In the first meeting, King would regale Overum with stories about his experience as a developer and describe a variety of investment opportunities that Overum thought seemed too good to be true. Time and time again, he seemed to tell Overum that if these projects went as planned, he could expect a nice return on his investment, all with seemingly little risk.
One opportunity stuck out to Overum: land that King was preparing to develop. For the project, he had told Overum, he would have to raise millions of dollars in just a short period of time. The amount of money and the urgency of the timeline seemed strange to Overum. “Someone with that much experience, someone who has done all the things he’s claimed to do, shouldn’t need an investor to make sure a project gets off the ground,” Overum told me. Something strange was going on here, Overum was pretty sure.
It would be important for Overum to continue to develop the relationship and determine what additional information he could extract by posing as a potential investor. King suggested they meet again, this time at a luxury hotel, for some fun followed by business.
When Overum agreed to let me shadow him that night, I watched him deftly channel his character and stay alert for any speed bumps that might have spoiled the plot. The advent of high-definition cameras on mobile phones, for example, is a major danger for undercover work. I noted that Overum ducked away at several points to avoid ending up in the background of someone’s photo.
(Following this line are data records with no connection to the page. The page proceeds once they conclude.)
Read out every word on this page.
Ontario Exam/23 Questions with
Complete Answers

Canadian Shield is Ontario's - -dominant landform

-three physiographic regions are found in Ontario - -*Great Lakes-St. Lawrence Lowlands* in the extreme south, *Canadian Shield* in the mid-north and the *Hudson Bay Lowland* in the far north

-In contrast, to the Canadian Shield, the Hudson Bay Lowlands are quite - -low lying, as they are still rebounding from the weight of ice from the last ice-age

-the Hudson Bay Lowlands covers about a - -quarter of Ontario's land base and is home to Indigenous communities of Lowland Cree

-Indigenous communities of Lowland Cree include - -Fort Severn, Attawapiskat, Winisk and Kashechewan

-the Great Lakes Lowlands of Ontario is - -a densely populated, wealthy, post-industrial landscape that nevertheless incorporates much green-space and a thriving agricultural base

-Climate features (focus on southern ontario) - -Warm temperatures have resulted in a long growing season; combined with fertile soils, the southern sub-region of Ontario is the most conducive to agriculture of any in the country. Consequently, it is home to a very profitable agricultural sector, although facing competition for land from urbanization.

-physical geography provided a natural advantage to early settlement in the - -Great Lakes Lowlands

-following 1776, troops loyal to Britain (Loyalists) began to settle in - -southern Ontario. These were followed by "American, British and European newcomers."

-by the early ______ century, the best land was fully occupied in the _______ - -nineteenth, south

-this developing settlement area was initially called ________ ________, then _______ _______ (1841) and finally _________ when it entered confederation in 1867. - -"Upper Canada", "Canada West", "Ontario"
To do this work well requires internalizing this paranoid hypervigilance while still projecting a graceful confidence. Dealing with these contradictions, I quickly learned, is not easy. When someone asked that night at the hotel how Overum and I knew each other—a question I had even prepared to answer—I froze. Should I blow Overum’s cover on a simple introduction? Expertly and casually, Overum jumped in, describing us as old friends, turning the conversation into safe territory.
To see Overum in the hotel’s foyer with white marble floors was to see someone uncommonly balanced and clearly in his element. In the background I could hear him talking about his supposed industry with a level of expertise usually reserved for true industry veterans. At once he was completely in character – but also, apparently, completely himself.
Later that evening, after leaving King, I asked Overum if anything King had told him might be incriminating. Overum told me that his claims will only prove interesting when he keeps digging and determining whether or not they are true. “If he lied to us about something, then yes,” Overum said. “You can’t misrepresent your wealth or assets to potential investors. That’s fraud.”
It was more than just the financially enticing quirk of the federal whistleblower law that drew Overum toward this line of work. His own family had been shaken by fraud, he says. While Overum was still quite young, he explains, his father made a ruinous investment. The details were always unclear, but the event cast a long and deep shadow. “It was a scam,” Overum says succinctly. “My father lost everything.” He suffered, too: His family moved around a lot in the wake of the incident, and Overum says he turned to alcohol and drugs as a teenager.
In the 20s, Overum started working in sales. “I learned to read and respond to people’s body language,” he says. “I learned people’s stories and how to take advantage of them.”